Including bias and noise, the full measurement is

\[z = \mathbf{b}^\top \hat{\mathbf{a}} + b + n,\]

where:

Symbol	Description
\(b\)	Scalar magnetometer bias
\(n\)	Scalar measurement noise

The geomagnetic field vector \(\mathbf{b}\) and its Jacobian with respect to the system state are provided by Orbital_State.

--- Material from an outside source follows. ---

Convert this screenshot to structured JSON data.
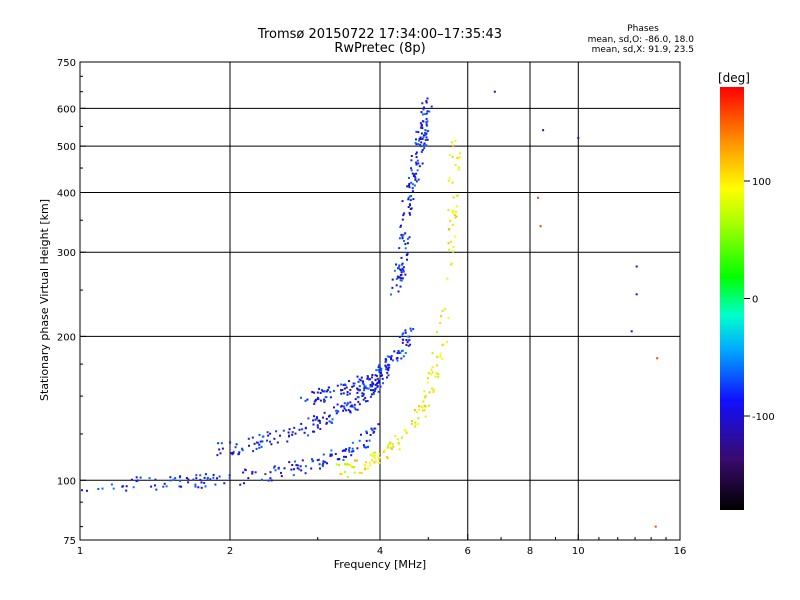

param axis:: Body–frame sensitive axis of the magnetometer, shape (3,). The axis is normalized internally to unit length.
type axis:: numpy.ndarray
param sample_time:: Sampling period of the magnetometer in seconds.
type sample_time:: float
param bias:: Magnetometer bias model. If None, a zero-bias model is used.
type bias:: Bias or None
param noise:: Magnetometer noise model. If None, a zero-noise model is used.
type noise:: Noise or None
param estimate_bias:: Indicates whether the magnetometer bias is included as part of the estimated filter state.
type estimate_bias:: bool
return:: None
rtype:: None

Notes

This is a single–axis sensor; therefore output_length = 1.
The magnetometer itself is not an attitude sensor, but it provides attitude information when combined with an orbital magnetic field model.

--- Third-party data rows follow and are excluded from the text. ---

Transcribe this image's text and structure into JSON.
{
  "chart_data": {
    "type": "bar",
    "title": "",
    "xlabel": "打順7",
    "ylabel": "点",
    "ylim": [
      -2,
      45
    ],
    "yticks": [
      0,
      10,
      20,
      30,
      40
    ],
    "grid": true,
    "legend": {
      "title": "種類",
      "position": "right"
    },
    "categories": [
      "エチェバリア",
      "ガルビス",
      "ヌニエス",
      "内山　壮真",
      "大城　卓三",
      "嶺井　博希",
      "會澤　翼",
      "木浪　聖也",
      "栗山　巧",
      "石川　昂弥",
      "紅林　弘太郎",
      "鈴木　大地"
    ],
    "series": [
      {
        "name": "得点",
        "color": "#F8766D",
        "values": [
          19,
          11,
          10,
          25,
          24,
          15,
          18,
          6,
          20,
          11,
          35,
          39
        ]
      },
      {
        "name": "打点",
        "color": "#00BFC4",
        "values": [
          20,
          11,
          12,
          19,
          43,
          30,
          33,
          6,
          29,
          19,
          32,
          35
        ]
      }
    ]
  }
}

basestate_jac(x, os)[source]¶

Jacobian of the magnetometer measurement with respect to the base (non-bias) system states.

The clean measurement is

\[y_{\text{clean}} = \mathbf{b}^\top \hat{\mathbf{a}}.\]

Taking the derivative with respect to the base state \(\mathbf{x}_{\text{base}}\) yields

\[\frac{\partial y_{\text{clean}}}{\partial \mathbf{x}_{\text{base}}} = \left( \frac{\partial \mathbf{b}}{\partial \mathbf{x}_{\text{base}}} \right)^\top \hat{\mathbf{a}}.\]

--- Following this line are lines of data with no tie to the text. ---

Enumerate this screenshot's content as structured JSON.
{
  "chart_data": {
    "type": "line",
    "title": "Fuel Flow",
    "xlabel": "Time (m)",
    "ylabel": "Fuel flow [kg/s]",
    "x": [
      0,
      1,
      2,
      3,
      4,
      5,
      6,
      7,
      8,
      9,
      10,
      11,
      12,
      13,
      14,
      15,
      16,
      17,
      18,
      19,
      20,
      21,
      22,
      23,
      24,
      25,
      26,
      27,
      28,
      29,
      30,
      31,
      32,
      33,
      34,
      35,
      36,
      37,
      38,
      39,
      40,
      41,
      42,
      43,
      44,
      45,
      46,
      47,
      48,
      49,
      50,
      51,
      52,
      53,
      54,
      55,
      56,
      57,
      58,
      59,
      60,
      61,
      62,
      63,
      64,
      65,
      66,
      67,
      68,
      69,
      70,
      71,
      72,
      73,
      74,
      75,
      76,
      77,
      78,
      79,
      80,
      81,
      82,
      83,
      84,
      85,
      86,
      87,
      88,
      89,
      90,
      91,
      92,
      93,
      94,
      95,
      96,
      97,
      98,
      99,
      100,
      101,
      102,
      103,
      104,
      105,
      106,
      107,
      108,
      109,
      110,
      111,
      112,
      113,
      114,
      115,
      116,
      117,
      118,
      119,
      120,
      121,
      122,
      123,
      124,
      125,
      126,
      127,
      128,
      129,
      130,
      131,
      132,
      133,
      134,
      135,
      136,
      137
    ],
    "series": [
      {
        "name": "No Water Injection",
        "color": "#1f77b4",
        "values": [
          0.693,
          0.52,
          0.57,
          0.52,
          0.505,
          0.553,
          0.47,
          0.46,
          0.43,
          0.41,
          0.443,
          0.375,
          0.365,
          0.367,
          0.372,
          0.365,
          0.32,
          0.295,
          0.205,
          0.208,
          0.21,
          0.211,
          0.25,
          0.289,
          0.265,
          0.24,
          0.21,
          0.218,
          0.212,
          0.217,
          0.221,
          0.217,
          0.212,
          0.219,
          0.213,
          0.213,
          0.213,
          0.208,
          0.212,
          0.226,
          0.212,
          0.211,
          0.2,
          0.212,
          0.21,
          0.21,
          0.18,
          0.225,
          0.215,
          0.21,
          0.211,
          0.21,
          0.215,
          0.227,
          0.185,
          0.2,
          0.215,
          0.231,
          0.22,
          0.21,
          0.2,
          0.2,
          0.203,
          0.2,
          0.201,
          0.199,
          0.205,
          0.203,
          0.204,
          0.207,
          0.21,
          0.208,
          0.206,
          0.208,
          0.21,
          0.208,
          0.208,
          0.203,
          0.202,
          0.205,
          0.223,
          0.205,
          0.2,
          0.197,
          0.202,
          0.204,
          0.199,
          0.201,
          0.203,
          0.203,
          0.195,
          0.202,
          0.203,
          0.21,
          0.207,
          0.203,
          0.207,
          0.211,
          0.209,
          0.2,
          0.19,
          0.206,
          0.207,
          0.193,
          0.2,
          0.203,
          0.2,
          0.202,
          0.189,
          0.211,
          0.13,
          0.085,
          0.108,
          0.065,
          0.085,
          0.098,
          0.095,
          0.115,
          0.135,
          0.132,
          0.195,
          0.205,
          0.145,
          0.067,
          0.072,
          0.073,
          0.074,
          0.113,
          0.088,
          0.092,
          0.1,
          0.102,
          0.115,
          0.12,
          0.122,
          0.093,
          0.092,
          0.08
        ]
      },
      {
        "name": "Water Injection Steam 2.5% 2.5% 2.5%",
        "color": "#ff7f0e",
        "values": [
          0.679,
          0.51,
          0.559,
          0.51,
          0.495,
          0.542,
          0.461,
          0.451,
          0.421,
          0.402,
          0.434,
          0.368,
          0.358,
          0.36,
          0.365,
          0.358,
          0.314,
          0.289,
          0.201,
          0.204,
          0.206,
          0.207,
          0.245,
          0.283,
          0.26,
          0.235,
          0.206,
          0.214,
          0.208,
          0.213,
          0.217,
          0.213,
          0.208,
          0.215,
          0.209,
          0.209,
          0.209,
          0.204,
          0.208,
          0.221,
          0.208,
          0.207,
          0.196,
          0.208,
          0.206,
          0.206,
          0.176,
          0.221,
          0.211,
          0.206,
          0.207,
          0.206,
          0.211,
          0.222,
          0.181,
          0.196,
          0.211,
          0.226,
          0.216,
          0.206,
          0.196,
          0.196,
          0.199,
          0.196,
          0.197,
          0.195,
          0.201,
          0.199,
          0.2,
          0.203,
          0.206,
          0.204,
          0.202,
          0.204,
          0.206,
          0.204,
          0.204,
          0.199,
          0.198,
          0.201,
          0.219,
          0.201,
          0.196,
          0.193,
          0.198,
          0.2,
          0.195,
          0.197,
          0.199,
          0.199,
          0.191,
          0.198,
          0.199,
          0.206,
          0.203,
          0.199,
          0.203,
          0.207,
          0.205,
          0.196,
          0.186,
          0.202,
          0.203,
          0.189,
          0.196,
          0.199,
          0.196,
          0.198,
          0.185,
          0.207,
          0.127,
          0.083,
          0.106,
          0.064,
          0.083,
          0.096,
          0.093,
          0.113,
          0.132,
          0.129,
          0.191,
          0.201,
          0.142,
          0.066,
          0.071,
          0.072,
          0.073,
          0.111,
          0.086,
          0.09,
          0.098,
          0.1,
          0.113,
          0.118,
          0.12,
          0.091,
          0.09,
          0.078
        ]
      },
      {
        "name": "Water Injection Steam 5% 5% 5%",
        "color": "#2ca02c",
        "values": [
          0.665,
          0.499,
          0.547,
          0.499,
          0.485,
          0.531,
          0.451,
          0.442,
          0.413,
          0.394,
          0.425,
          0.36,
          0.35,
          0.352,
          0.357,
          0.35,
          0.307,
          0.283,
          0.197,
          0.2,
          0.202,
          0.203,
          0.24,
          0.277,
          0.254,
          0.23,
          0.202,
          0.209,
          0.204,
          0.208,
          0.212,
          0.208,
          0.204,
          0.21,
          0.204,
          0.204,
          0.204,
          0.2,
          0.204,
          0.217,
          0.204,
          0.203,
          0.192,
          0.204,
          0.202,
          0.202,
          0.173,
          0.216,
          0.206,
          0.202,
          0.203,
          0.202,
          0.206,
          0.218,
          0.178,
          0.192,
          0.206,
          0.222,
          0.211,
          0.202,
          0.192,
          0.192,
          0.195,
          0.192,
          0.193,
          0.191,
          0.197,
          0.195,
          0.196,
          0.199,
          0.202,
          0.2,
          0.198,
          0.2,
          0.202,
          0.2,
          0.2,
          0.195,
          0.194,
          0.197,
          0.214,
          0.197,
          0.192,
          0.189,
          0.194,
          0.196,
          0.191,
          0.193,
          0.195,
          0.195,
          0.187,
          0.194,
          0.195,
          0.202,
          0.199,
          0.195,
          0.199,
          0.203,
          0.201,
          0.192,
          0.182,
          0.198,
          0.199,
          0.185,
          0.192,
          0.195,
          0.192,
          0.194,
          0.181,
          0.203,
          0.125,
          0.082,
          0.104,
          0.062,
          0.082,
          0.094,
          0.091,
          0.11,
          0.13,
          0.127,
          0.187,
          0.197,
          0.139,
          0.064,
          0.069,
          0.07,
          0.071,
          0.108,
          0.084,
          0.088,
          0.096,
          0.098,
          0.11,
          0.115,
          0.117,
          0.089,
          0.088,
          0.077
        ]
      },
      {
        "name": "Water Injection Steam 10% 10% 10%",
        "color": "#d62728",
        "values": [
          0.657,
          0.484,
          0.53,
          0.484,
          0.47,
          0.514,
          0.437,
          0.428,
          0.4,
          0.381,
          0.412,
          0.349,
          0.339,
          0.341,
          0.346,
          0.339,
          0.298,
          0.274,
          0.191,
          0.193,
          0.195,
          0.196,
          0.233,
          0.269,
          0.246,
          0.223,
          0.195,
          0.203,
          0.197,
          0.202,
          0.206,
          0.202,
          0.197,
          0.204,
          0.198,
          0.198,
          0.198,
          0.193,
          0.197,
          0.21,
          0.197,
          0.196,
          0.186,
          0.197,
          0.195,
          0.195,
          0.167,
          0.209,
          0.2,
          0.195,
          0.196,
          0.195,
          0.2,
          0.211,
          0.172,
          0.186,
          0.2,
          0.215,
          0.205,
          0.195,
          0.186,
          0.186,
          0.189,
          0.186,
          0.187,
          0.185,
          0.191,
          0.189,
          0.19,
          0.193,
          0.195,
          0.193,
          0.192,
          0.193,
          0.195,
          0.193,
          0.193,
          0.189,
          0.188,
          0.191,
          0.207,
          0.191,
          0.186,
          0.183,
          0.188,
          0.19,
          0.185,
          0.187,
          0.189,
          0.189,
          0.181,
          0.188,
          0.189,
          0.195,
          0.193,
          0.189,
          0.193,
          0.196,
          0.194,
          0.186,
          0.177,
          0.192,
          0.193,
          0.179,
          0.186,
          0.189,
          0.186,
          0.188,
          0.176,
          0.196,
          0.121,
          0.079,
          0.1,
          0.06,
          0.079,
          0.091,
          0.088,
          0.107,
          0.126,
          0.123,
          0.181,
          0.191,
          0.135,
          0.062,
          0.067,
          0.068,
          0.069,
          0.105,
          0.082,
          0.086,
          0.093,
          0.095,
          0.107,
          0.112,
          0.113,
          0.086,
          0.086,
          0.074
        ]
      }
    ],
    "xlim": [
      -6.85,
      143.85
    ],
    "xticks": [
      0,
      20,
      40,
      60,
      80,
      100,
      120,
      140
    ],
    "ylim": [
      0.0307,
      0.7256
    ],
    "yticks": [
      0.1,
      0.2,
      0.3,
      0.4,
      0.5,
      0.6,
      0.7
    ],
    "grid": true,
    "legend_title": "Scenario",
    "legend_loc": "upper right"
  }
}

The orbital state is expected to provide the magnetic field Jacobian via

\[\texttt{os.get_state_vector(x)["db"]} = \frac{\partial \mathbf{b}}{\partial \mathbf{x}_{\text{base}}} \in \mathbb{R}^{3 \times n_{\text{base}}}.\]

The full base–state Jacobian returned by this method is

\[\begin{split}\mathbf{H}_x = \begin{bmatrix} \mathbf{0}_{3 \times 1} \\ \left( \frac{\partial \mathbf{b}}{\partial \mathbf{x}_{\text{base}}} \hat{\mathbf{a}} \right) \end{bmatrix}.\end{split}\]

Parameters:

x (numpy.ndarray) – Full system state vector.
os (Orbital_State) – Orbital and environmental model providing both the geomagnetic field and its Jacobian with respect to the base states.

Returns:

Base–state Jacobian of the magnetometer measurement with respect to the non-bias system states.

Return type:

numpy.ndarray

bias_jac(x, os)[source]¶

Jacobian of the magnetometer measurement with respect to the bias state.

When a bias model is present, the measurement equation is

\[z = y_{\text{clean}} + b,\]

where \(b\) is a scalar bias term.

The Jacobian with respect to the bias is therefore

\[\mathbf{H}_b = \frac{\partial z}{\partial b} = \begin{bmatrix} 1 \end{bmatrix}.\]

If no bias model is included, an empty Jacobian is returned.

Parameters:

x (numpy.ndarray) – Full system state vector (unused).
os (Orbital_State) – Orbital state object (unused).

Returns:

(1, 1) Jacobian matrix if a bias model exists; otherwise a (0, 1) empty matrix.

Return type:

numpy.ndarray

clean_reading(x, os)[source]¶

Compute the clean (bias– and noise–free) magnetometer measurement.

The geomagnetic field vector in the body frame is obtained from the orbital state via

\[\mathbf{b} = \mathbf{b}(\mathbf{x}, t),\]

and projected onto the magnetometer axis:

\[y_{\text{clean}} = \mathbf{b}^\top \hat{\mathbf{a}}.\]

The magnetic field vector is expected to be provided by

\[\texttt{os.get_state_vector(x)["b"]},\]

where \(\mathbf{b} \in \mathbb{R}^3\).

Parameters:

x (numpy.ndarray) – Full system state vector. This includes attitude and any additional states required by the magnetic field model.
os (Orbital_State) – Orbital and environmental model providing the geomagnetic field in the body frame.

Returns:

Clean magnetometer measurement along the sensor axis.

Return type:

numpy.ndarray

Parameters:

axis (ndarray)
sample_time (float)
bias (Bias)
noise (Noise)
estimate_bias (bool)